The proposal had been queued among dozens of development plans set to pass before the committee next Tuesday, but Arena requested the special meeting to "ensure as many voices are heard as possible" in a debate that's engulfed the Northwest Side since the plan's unveiling earlier this year, he wrote.
The plan sailed through the Chicago Plan Commission on March 16, but Ald. Ed Burke (14th) stepped in to block its passage in the zoning committee on March 27, citing questions over a legal agreement between city officials and LSC Development LLC that formed the basis for the proposal.
Burke has since settled his concerns with the city's Law Department, according to a spokesman for Arena.
Arena had asked last month to push back the proposal's date with the zoning committee — originally set for April 12 — until this Tuesday, saying that he "wanted to make sure neighbors have abundant time to ask any questions and voice any concerns." Now the decision will be delayed one more time, with committee chair Ald. Danny Solis (25th) set to announce a date for the special meeting next week, according to Arena.
Arena has invited a second developer, Full Circle Communities, to build a 100-unit mixed-income apartment complex on the other half of the property at 5150 N. Northwest Highway, which is owned by LSC Development. The apartment developers have not yet submitted their proposal, which they say would prioritize veterans and people with disabilities, for planning or zoning approval.
In another departure from precedent, committee members will allow public testimony to address the apartments proposal during the special meeting, Arena said. At the March 16 commission meeting, the dozens of speakers who aired opinions on the storage warehouse were asked not to mention the affordable housing component, forcing them to tiptoe around an issue that has brought a wave of enmity to the overall plan.
The alderman also wrote that he plans to call another meeting with the Jefferson Park Neighborhood Association, a community group that's been steadfast in its opposition to the development, along with several other apartment buildings proposed in the ward.
A separate opposition group, Northwest Side Unite, plans to hold a "unity rally" at 11 a.m.
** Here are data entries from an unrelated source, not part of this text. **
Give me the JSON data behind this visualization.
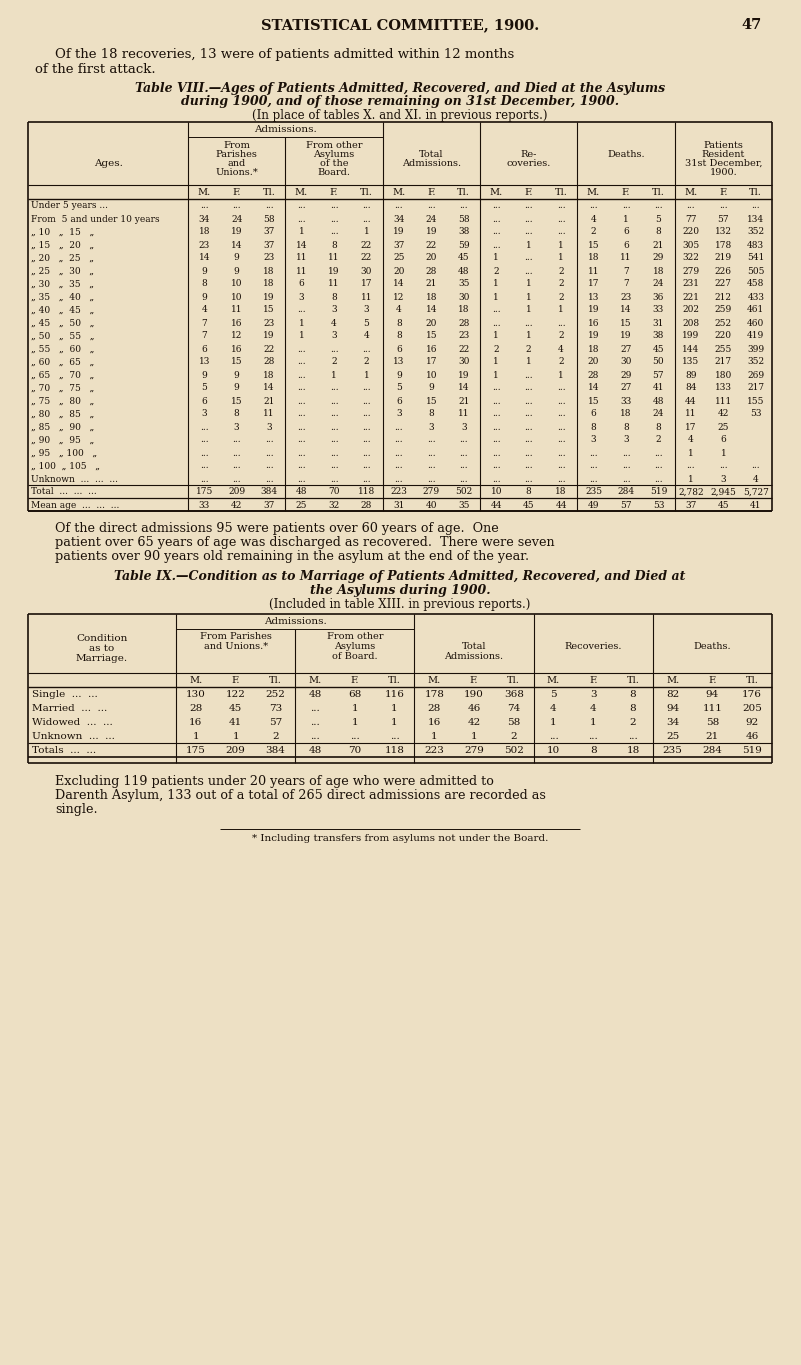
{
  "bg_color": "#ede0c4",
  "text_color": "#1a1008",
  "page_header": "STATISTICAL COMMITTEE, 1900.",
  "page_number": "47",
  "intro_text_1": "Of the 18 recoveries, 13 were of patients admitted within 12 months",
  "intro_text_2": "of the first attack.",
  "table8_title_line1": "Table VIII.—Ages of Patients Admitted, Recovered, and Died at the Asylums",
  "table8_title_line2": "during 1900, and of those remaining on 31st December, 1900.",
  "table8_subtitle": "(In place of tables X. and XI. in previous reports.)",
  "table8_rows": [
    [
      "Under 5 years ...",
      "...",
      "...",
      "...",
      "...",
      "...",
      "...",
      "...",
      "...",
      "...",
      "...",
      "...",
      "...",
      "...",
      "...",
      "...",
      "...",
      "...",
      "..."
    ],
    [
      "From  5 and under 10 years",
      "34",
      "24",
      "58",
      "...",
      "...",
      "...",
      "34",
      "24",
      "58",
      "...",
      "...",
      "...",
      "4",
      "1",
      "5",
      "77",
      "57",
      "134"
    ],
    [
      "„ 10   „  15   „",
      "18",
      "19",
      "37",
      "1",
      "...",
      "1",
      "19",
      "19",
      "38",
      "...",
      "...",
      "...",
      "2",
      "6",
      "8",
      "220",
      "132",
      "352"
    ],
    [
      "„ 15   „  20   „",
      "23",
      "14",
      "37",
      "14",
      "8",
      "22",
      "37",
      "22",
      "59",
      "...",
      "1",
      "1",
      "15",
      "6",
      "21",
      "305",
      "178",
      "483"
    ],
    [
      "„ 20   „  25   „",
      "14",
      "9",
      "23",
      "11",
      "11",
      "22",
      "25",
      "20",
      "45",
      "1",
      "...",
      "1",
      "18",
      "11",
      "29",
      "322",
      "219",
      "541"
    ],
    [
      "„ 25   „  30   „",
      "9",
      "9",
      "18",
      "11",
      "19",
      "30",
      "20",
      "28",
      "48",
      "2",
      "...",
      "2",
      "11",
      "7",
      "18",
      "279",
      "226",
      "505"
    ],
    [
      "„ 30   „  35   „",
      "8",
      "10",
      "18",
      "6",
      "11",
      "17",
      "14",
      "21",
      "35",
      "1",
      "1",
      "2",
      "17",
      "7",
      "24",
      "231",
      "227",
      "458"
    ],
    [
      "„ 35   „  40   „",
      "9",
      "10",
      "19",
      "3",
      "8",
      "11",
      "12",
      "18",
      "30",
      "1",
      "1",
      "2",
      "13",
      "23",
      "36",
      "221",
      "212",
      "433"
    ],
    [
      "„ 40   „  45   „",
      "4",
      "11",
      "15",
      "...",
      "3",
      "3",
      "4",
      "14",
      "18",
      "...",
      "1",
      "1",
      "19",
      "14",
      "33",
      "202",
      "259",
      "461"
    ],
    [
      "„ 45   „  50   „",
      "7",
      "16",
      "23",
      "1",
      "4",
      "5",
      "8",
      "20",
      "28",
      "...",
      "...",
      "...",
      "16",
      "15",
      "31",
      "208",
      "252",
      "460"
    ],
    [
      "„ 50   „  55   „",
      "7",
      "12",
      "19",
      "1",
      "3",
      "4",
      "8",
      "15",
      "23",
      "1",
      "1",
      "2",
      "19",
      "19",
      "38",
      "199",
      "220",
      "419"
    ],
    [
      "„ 55   „  60   „",
      "6",
      "16",
      "22",
      "...",
      "...",
      "...",
      "6",
      "16",
      "22",
      "2",
      "2",
      "4",
      "18",
      "27",
      "45",
      "144",
      "255",
      "399"
    ],
    [
      "„ 60   „  65   „",
      "13",
      "15",
      "28",
      "...",
      "2",
      "2",
      "13",
      "17",
      "30",
      "1",
      "1",
      "2",
      "20",
      "30",
      "50",
      "135",
      "217",
      "352"
    ],
    [
      "„ 65   „  70   „",
      "9",
      "9",
      "18",
      "...",
      "1",
      "1",
      "9",
      "10",
      "19",
      "1",
      "...",
      "1",
      "28",
      "29",
      "57",
      "89",
      "180",
      "269"
    ],
    [
      "„ 70   „  75   „",
      "5",
      "9",
      "14",
      "...",
      "...",
      "...",
      "5",
      "9",
      "14",
      "...",
      "...",
      "...",
      "14",
      "27",
      "41",
      "84",
      "133",
      "217"
    ],
    [
      "„ 75   „  80   „",
      "6",
      "15",
      "21",
      "...",
      "...",
      "...",
      "6",
      "15",
      "21",
      "...",
      "...",
      "...",
      "15",
      "33",
      "48",
      "44",
      "111",
      "155"
    ],
    [
      "„ 80   „  85   „",
      "3",
      "8",
      "11",
      "...",
      "...",
      "...",
      "3",
      "8",
      "11",
      "...",
      "...",
      "...",
      "6",
      "18",
      "24",
      "11",
      "42",
      "53"
    ],
    [
      "„ 85   „  90   „",
      "...",
      "3",
      "3",
      "...",
      "...",
      "...",
      "...",
      "3",
      "3",
      "...",
      "...",
      "...",
      "8",
      "8",
      "8",
      "17",
      "25",
      ""
    ],
    [
      "„ 90   „  95   „",
      "...",
      "...",
      "...",
      "...",
      "...",
      "...",
      "...",
      "...",
      "...",
      "...",
      "...",
      "...",
      "3",
      "3",
      "2",
      "4",
      "6",
      ""
    ],
    [
      "„ 95   „ 100   „",
      "...",
      "...",
      "...",
      "...",
      "...",
      "...",
      "...",
      "...",
      "...",
      "...",
      "...",
      "...",
      "...",
      "...",
      "...",
      "1",
      "1",
      ""
    ],
    [
      "„ 100  „ 105   „",
      "...",
      "...",
      "...",
      "...",
      "...",
      "...",
      "...",
      "...",
      "...",
      "...",
      "...",
      "...",
      "...",
      "...",
      "...",
      "...",
      "...",
      "..."
    ],
    [
      "Unknown  ...  ...  ...",
      "...",
      "...",
      "...",
      "...",
      "...",
      "...",
      "...",
      "...",
      "...",
      "...",
      "...",
      "...",
      "...",
      "...",
      "...",
      "1",
      "3",
      "4"
    ],
    [
      "Total  ...  ...  ...",
      "175",
      "209",
      "384",
      "48",
      "70",
      "118",
      "223",
      "279",
      "502",
      "10",
      "8",
      "18",
      "235",
      "284",
      "519",
      "2,782",
      "2,945",
      "5,727"
    ],
    [
      "Mean age  ...  ...  ...",
      "33",
      "42",
      "37",
      "25",
      "32",
      "28",
      "31",
      "40",
      "35",
      "44",
      "45",
      "44",
      "49",
      "57",
      "53",
      "37",
      "45",
      "41"
    ]
  ],
  "between_text": [
    "Of the direct admissions 95 were patients over 60 years of age.  One",
    "patient over 65 years of age was discharged as recovered.  There were seven",
    "patients over 90 years old remaining in the asylum at the end of the year."
  ],
  "table9_title_line1": "Table IX.—Condition as to Marriage of Patients Admitted, Recovered, and Died at",
  "table9_title_line2": "the Asylums during 1900.",
  "table9_subtitle": "(Included in table XIII. in previous reports.)",
  "table9_rows": [
    [
      "Single  ...  ...",
      "130",
      "122",
      "252",
      "48",
      "68",
      "116",
      "178",
      "190",
      "368",
      "5",
      "3",
      "8",
      "82",
      "94",
      "176"
    ],
    [
      "Married  ...  ...",
      "28",
      "45",
      "73",
      "...",
      "1",
      "1",
      "28",
      "46",
      "74",
      "4",
      "4",
      "8",
      "94",
      "111",
      "205"
    ],
    [
      "Widowed  ...  ...",
      "16",
      "41",
      "57",
      "...",
      "1",
      "1",
      "16",
      "42",
      "58",
      "1",
      "1",
      "2",
      "34",
      "58",
      "92"
    ],
    [
      "Unknown  ...  ...",
      "1",
      "1",
      "2",
      "...",
      "...",
      "...",
      "1",
      "1",
      "2",
      "...",
      "...",
      "...",
      "25",
      "21",
      "46"
    ],
    [
      "Totals  ...  ...",
      "175",
      "209",
      "384",
      "48",
      "70",
      "118",
      "223",
      "279",
      "502",
      "10",
      "8",
      "18",
      "235",
      "284",
      "519"
    ]
  ],
  "footer_lines": [
    "Excluding 119 patients under 20 years of age who were admitted to",
    "Darenth Asylum, 133 out of a total of 265 direct admissions are recorded as",
    "single."
  ],
  "footnote": "* Including transfers from asylums not under the Board."
}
Saturday at the site of the proposed development to decry "being locked out of the planning process" for the warehouse and apartments, according to an announcement. Incorporated as a nonprofit organization earlier this year, Northwest Side Unite raised thousands of dollars to fund a lawsuit aimed at hobbling the proposal.
Victoria Aviles, the group's president and co-founder, said Friday that she welcomed the committee's decision to set aside extra time for debate on the issue.
"We're happy that Ald. Solis had the foresight to understand that more conversations need to be had about this on the community level," Aviles said. "We're thankful that he's stepped in to give us the platform and space to work together and seek the compromise that we've asked for all along."
But Solis signaled his broad support for the proposal in a statement of his own on Friday, writing that he "applaud[s] Ald. Arena ... for his steadfast work to bring more accessible housing for veterans, people with disabilities and working families into his ward."
The also-nascent community group Neighbors for Affordable Housing in Jefferson Park responded in their own statement Friday that they "do not give any credence to complaints that opposition to the proposal is 'not being heard,'" but they too are "pleased" with the decision to branch the issue into its own meeting.
"We are pleased to have the opportunity to sit down with Alderman Arena to discuss the need for affordable, accessible, integrated housing in our neighborhood (a need the current proposed scale for 5150 N. Northwest Hwy only begins to address)," the statement read.
The affordable housing advocacy group sprang up in February as a coalition of "Northwest Side residents, allies, and stakeholders in the fight for affordable housing," according to Sara Gronkiewicz-Doran, the group's co-founder.